I first stole the idea for signing up as a volunteer diver when I was still back in dear, old Virginny and I'd read some-random-someone-on-a-messageboard's awesome experiences as a diver at the Baltimore Aquarium.

"Well, expletive-deleted YEAH! That would be dope!" I thought, as I surfed on over to the Baltimore Aquarium's website and filled out all the appropriate paperwork. I filled out my family's medical history back to the mid-11th century as I entertained daydreams of diving coral reefs in the middle of February only a short drive from home. It was so exciting a prospect to know that, at any given time, it would only be a week or so until I got to be in warm water with colorful fish again, as opposed to being in the cold-ass quarry, avoiding zebra-mussel inflicted incisions in my drysuit.

"Any day," I continued to tell myself as the weeks passed, "Any day, now. They'll email me and say that they love me and, not only do they want to make me their chief volunteer diver, but they also want to give me cookies and ice cream."

They never did. No cookies. No email. Bupkis.

So now, here I am. Or, rather, there I was, about two months ago, sitting at work, trying to think of more efficient ways to procrastinate until 6:00 when I stumble across THIS fantastic thread on the Oceanblue Divers messageboard. (Note to all board readers/posters: Ya'll gotta get that thing moving. I'm running out of internet to look at while I'm supposed to be working.)

"The New York Aquarium, huh? Who'd've thunk there'd be one of those up here?" I mean, sure, I'd been there tons when I was a kid. But what kind of twisted pervert actually remembers their childhood? After a good deal of well-weighted deliberation (i.e., after I went to the vending machine to get a Ginger Ale) I called Richard Blankfein, the friendly gentleman who runs the volunteer program, to schedule a spot in one of their orientation meetings.
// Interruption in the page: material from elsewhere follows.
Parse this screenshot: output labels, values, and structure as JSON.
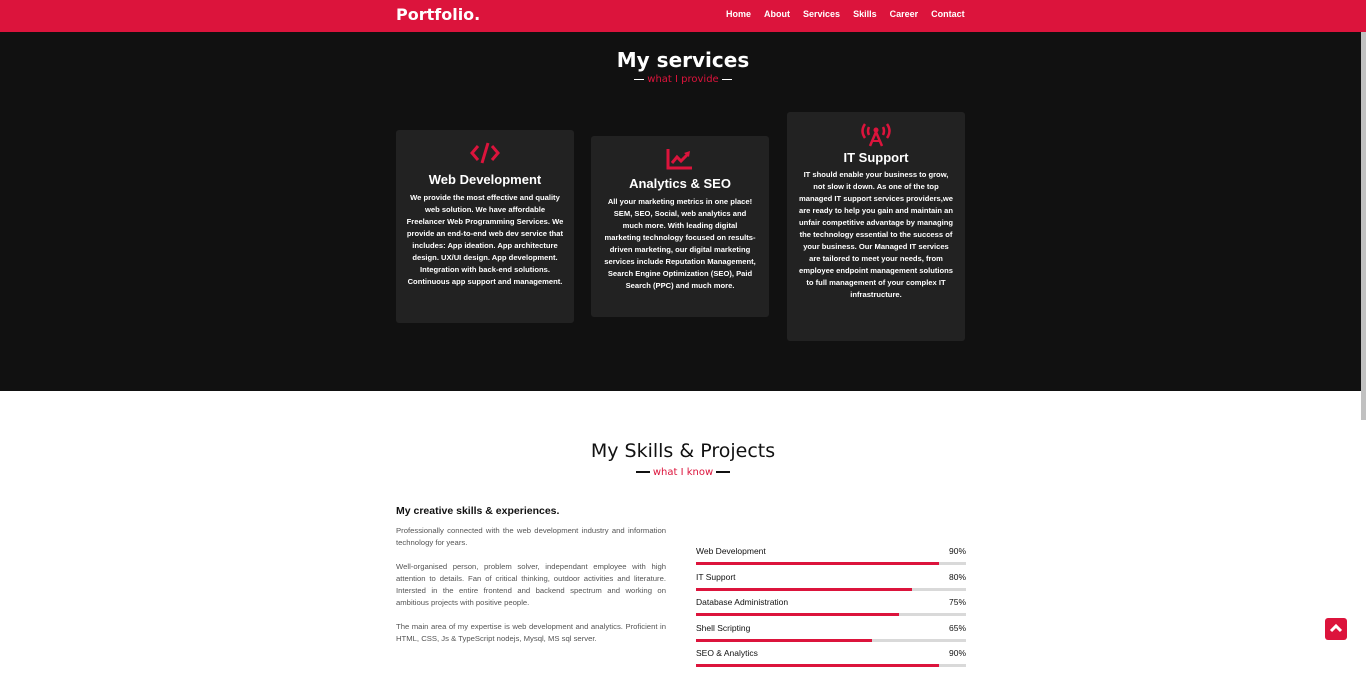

No lengthy, foolishly-optimistic wait… just "C'mon in." Everything was already coming up daisies.

For those of you that ain’t been: the NY Aquarium is right on Coney Island in Brooklyn. I mean, right on the boardwalk. It snowed the day before I went and the sand was covered in snow and ice. There was a couple pulling their kid on a sled across the beach. That was friggin' confusing.

Mr. Blankfein is an older fella with the energy of a Labrador puppy who got into the coffee grounds. He talks fast and to the point, with an air of seeming to have as much patience for horseplay as for nuclear weaponry. He walks even faster. I liked him immediately.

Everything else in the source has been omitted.